For his part, SIlbert — who is one of the biggest players in the space — said he is declining to take sides, but expects that the community will come to a workable solution.

And while political considerations may rile up the community, it’s not immediately obvious that they will lead to the failure of the entire network. In fact, while bitcoin’s price saw a big one-day drop after Hearn’s exit from about $430 to less than $360, the price has largely recovered to nearly $420.

Daily transactions, number of users, merchant acceptances and venture capital investments have also all hit record highs since the block size debate began, according to Silbert. And while financial professionals outside of the bitcoin community have noticed recent news reports about its supposed failure, he said, those potential investors “are becoming a bit numb to both positive and negative headlines” — a potential sign of maturity in the space.

In fact, when interviewed via email in August, Hearn told CNBC the bitcoin network would continue to function no matter how the block size debate was decided — but its growth could become stalled.

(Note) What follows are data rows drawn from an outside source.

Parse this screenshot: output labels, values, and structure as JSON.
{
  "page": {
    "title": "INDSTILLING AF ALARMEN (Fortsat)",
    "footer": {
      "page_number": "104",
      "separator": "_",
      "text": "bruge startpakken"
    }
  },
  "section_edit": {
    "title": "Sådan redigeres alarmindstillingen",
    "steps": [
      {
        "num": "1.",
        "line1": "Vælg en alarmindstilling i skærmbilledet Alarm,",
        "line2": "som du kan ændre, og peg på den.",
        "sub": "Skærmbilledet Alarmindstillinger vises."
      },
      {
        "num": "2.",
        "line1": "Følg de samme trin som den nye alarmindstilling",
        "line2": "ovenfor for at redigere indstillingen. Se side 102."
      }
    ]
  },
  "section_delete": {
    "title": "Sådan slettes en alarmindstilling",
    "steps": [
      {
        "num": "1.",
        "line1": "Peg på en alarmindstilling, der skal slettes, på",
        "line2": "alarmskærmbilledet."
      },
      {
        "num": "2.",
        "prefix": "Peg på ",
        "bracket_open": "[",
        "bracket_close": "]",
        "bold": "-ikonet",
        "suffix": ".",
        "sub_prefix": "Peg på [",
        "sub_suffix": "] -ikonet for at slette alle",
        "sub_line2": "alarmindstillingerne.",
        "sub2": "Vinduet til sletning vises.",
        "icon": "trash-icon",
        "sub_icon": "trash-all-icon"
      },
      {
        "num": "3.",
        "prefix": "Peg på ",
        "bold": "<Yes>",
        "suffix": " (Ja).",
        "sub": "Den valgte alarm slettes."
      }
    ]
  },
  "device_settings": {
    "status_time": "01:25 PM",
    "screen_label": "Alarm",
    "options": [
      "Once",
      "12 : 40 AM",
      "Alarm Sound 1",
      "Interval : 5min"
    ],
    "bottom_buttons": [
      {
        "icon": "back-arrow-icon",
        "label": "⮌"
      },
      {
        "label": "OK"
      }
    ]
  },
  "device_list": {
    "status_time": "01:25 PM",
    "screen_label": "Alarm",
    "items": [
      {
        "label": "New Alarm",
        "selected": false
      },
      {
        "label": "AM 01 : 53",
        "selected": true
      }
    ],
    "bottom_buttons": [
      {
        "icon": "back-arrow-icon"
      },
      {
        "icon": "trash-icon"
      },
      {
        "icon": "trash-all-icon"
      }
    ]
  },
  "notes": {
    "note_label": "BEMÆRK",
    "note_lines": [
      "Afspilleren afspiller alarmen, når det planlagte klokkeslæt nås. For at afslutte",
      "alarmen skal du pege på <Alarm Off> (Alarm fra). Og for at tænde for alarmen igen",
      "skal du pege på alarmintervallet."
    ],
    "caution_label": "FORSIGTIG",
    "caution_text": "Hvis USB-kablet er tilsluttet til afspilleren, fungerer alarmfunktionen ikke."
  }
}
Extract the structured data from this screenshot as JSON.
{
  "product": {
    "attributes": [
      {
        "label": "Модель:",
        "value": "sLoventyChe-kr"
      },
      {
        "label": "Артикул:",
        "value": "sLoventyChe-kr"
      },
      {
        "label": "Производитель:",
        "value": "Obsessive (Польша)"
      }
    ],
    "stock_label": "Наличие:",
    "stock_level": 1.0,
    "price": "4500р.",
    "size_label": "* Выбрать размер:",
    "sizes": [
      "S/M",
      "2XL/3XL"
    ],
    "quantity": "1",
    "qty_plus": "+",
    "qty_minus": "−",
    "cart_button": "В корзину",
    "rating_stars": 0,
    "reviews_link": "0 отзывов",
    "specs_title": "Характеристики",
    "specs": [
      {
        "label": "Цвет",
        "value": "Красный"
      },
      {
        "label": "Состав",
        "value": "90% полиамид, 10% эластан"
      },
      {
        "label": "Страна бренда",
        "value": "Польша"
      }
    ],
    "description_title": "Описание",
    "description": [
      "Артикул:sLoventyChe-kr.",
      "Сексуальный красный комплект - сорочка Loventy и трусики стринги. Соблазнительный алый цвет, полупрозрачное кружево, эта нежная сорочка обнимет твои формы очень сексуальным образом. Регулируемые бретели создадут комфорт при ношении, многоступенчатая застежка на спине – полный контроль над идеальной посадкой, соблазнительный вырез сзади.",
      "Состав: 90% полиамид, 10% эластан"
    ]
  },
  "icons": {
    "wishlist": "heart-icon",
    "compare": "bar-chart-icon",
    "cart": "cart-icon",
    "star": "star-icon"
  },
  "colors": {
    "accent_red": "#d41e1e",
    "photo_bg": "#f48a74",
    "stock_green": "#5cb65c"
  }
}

“Well, Bitcoin will still exist no matter what happens. But obviously if there’s no chance of growth and the community decides to follow the Bitcoin Core developers (without even knowing who exactly is in that group), then a whole lot of other developers and entrepreneurs will leave,” Hearn said. “Because you can’t build a successful business on an infrastructure with no chances of growth.”

But even if the current debates, and Hearn’s exit, are not bitcoin’s death knell, that doesn’t mean the digital currency is destined for long-term success.

“I still maintain that, from the price perspective, bitcoin has a binary outcome: It is either going to zero or it’s going much higher,” Silbert said. “Discussions and debates are just a healthy part of the process.”